🦞
windows-control

Full Windows desktop control.
SKILL.md
---
name: windows-control
description: Full Windows desktop control. Mouse, keyboard, screenshots - interact with any Windows application like a human.
---

# Windows Control Skill

Full desktop automation for Windows. Control mouse, keyboard, and screen like a human user.

## Quick Start

All scripts are in `skills/windows-control/scripts/`

### Screenshot
```bash
py screenshot.py > output.b64
```
Returns base64 PNG of entire screen.

### Click
```bash
py click.py 500 300              # Left click at (500, 300)
py click.py 500 300 right        # Right click
py click.py 500 300 left 2       # Double click
```

### Type Text
```bash
py type_text.py "Hello World"
```
Types text at current cursor position (10ms between keys).

### Press Keys
```bash
py key_press.py "enter"
py key_press.py "ctrl+s"
py key_press.py "alt+tab"
py key_press.py "ctrl+shift+esc"
```

### Move Mouse
```bash
py mouse_move.py 500 300
```
Moves mouse to coordinates (smooth 0.2s animation).

### Scroll
```bash
py scroll.py up 5      # Scroll up 5 notches
py scroll.py down 10   # Scroll down 10 notches
```

### Window Management (NEW!)
```bash
py focus_window.py "Chrome"           # Bring window to front
py minimize_window.py "Notepad"       # Minimize window
py maximize_window.py "VS Code"       # Maximize window
py close_window.py "Calculator"       # Close window
py get_active_window.py               # Get title of active window
```

### Advanced Actions (NEW!)
```bash
# Click by text (No coordinates needed!)
py click_text.py "Save"               # Click "Save" button anywhere
py click_text.py "Submit" "Chrome"    # Click "Submit" in Chrome only

# Drag and Drop
py drag.py 100 100 500 300            # Drag from (100,100) to (500,300)

# Robust Automation (Wait/Find)
py wait_for_text.py "Ready" "App" 30  # Wait up to 30s for text
py wait_for_window.py "Notepad" 10    # Wait for window to appear
py find_text.py "Login" "Chrome"      # Get coordinates of text
py list_windows.py                    # List all open windows
```

### Read Window Text
```bash
py read_window.py "Notepad"           # Read all text from Notepad
py read_window.py "Visual Studio"     # Read text from VS Code
py read_window.py "Chrome"            # Read text from browser
```
Uses Windows UI Automation to extract actual text (not OCR). Much faster and more accurate than screenshots!

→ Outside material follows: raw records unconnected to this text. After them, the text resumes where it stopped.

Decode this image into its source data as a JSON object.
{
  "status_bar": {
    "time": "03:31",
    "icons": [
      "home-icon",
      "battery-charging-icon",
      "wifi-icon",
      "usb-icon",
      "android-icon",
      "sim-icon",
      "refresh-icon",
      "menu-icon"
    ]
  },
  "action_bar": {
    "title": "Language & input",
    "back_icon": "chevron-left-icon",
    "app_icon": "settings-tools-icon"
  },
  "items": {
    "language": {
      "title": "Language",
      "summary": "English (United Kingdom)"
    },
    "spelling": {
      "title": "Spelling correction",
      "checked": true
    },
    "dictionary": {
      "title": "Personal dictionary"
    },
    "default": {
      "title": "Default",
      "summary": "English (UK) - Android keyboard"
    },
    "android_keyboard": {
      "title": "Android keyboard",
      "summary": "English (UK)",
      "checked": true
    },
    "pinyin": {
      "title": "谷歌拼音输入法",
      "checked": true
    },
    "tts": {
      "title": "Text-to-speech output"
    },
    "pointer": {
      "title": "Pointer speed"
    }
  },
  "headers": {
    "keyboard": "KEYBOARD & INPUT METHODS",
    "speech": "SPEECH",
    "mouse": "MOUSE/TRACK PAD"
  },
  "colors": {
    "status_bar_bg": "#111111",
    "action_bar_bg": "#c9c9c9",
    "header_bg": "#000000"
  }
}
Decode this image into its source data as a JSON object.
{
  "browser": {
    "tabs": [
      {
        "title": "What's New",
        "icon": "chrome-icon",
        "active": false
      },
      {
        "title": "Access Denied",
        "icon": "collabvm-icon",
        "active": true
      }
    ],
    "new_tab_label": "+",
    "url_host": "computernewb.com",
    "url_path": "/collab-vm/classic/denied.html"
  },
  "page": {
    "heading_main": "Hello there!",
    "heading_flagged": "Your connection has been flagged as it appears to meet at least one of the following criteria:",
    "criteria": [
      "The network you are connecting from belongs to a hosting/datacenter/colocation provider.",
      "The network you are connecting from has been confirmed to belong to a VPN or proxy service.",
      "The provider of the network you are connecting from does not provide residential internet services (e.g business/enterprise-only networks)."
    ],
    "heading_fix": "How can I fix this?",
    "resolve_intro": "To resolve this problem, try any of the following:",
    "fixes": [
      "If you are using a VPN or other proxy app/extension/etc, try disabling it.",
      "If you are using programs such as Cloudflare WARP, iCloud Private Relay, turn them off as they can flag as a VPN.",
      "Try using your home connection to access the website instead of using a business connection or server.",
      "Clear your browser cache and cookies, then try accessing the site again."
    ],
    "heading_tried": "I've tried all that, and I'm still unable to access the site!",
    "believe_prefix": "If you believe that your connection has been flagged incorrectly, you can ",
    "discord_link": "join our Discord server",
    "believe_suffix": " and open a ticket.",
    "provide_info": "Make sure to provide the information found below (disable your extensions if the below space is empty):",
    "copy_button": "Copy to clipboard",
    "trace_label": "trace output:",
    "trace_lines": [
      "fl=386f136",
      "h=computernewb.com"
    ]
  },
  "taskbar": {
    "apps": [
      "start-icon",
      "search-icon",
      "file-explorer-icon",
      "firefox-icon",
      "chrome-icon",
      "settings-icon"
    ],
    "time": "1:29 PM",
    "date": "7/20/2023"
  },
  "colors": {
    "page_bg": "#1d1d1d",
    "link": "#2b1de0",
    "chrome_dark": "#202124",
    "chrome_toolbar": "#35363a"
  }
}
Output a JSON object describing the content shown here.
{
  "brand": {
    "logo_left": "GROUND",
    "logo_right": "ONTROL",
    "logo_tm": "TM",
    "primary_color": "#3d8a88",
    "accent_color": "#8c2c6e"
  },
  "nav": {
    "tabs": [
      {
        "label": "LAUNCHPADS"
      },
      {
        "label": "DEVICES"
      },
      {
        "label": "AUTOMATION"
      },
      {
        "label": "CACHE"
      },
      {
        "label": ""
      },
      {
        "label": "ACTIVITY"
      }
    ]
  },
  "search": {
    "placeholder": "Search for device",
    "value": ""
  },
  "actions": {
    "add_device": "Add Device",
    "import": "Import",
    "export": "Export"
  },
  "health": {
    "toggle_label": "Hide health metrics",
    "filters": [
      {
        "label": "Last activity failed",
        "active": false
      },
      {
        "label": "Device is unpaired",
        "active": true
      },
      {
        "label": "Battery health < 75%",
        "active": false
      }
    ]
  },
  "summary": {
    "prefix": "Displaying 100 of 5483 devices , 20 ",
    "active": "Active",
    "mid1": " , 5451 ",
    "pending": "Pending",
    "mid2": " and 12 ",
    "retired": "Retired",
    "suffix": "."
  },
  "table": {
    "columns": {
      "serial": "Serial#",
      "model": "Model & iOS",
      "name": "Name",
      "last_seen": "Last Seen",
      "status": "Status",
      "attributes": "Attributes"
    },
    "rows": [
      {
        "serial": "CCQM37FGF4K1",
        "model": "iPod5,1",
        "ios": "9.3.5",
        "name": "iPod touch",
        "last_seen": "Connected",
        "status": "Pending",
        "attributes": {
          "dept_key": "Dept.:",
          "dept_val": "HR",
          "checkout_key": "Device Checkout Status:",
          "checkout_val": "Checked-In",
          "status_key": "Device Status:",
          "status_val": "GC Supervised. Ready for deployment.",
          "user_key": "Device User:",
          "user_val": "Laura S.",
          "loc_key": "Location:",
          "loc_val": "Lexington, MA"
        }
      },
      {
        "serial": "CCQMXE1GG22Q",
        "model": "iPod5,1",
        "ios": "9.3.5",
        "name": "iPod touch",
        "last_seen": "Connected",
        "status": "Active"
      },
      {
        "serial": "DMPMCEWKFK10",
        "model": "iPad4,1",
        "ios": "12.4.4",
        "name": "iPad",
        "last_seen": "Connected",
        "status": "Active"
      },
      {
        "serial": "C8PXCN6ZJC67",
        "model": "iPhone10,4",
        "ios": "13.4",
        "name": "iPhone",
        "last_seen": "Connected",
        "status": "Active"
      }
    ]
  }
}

### Read UI Elements (NEW!)
```bash
py read_ui_elements.py "Chrome"               # All interactive elements
py read_ui_elements.py "Chrome" --buttons-only  # Just buttons
py read_ui_elements.py "Chrome" --links-only    # Just links
py read_ui_elements.py "Chrome" --json          # JSON output
```
Returns buttons, links, tabs, checkboxes, dropdowns with coordinates for clicking.

### Read Webpage Content (NEW!)
```bash
py read_webpage.py                     # Read active browser
py read_webpage.py "Chrome"            # Target Chrome specifically
py read_webpage.py "Chrome" --buttons  # Include buttons
py read_webpage.py "Chrome" --links    # Include links with coords
py read_webpage.py "Chrome" --full     # All elements (inputs, images)
py read_webpage.py "Chrome" --json     # JSON output
```
Enhanced browser content extraction with headings, text, buttons, and links.

### Handle Dialogs (NEW!)
```bash
# List all open dialogs
py handle_dialog.py list

# Read current dialog content
py handle_dialog.py read
py handle_dialog.py read --json

# Click button in dialog
py handle_dialog.py click "OK"
py handle_dialog.py click "Save"
py handle_dialog.py click "Yes"

# Type into dialog text field
py handle_dialog.py type "myfile.txt"
py handle_dialog.py type "C:\path\to\file" --field 0

# Dismiss dialog (auto-finds OK/Close/Cancel)
py handle_dialog.py dismiss

# Wait for dialog to appear
py handle_dialog.py wait --timeout 10
py handle_dialog.py wait "Save As" --timeout 5
```
Handles Save/Open dialogs, message boxes, alerts, confirmations, etc.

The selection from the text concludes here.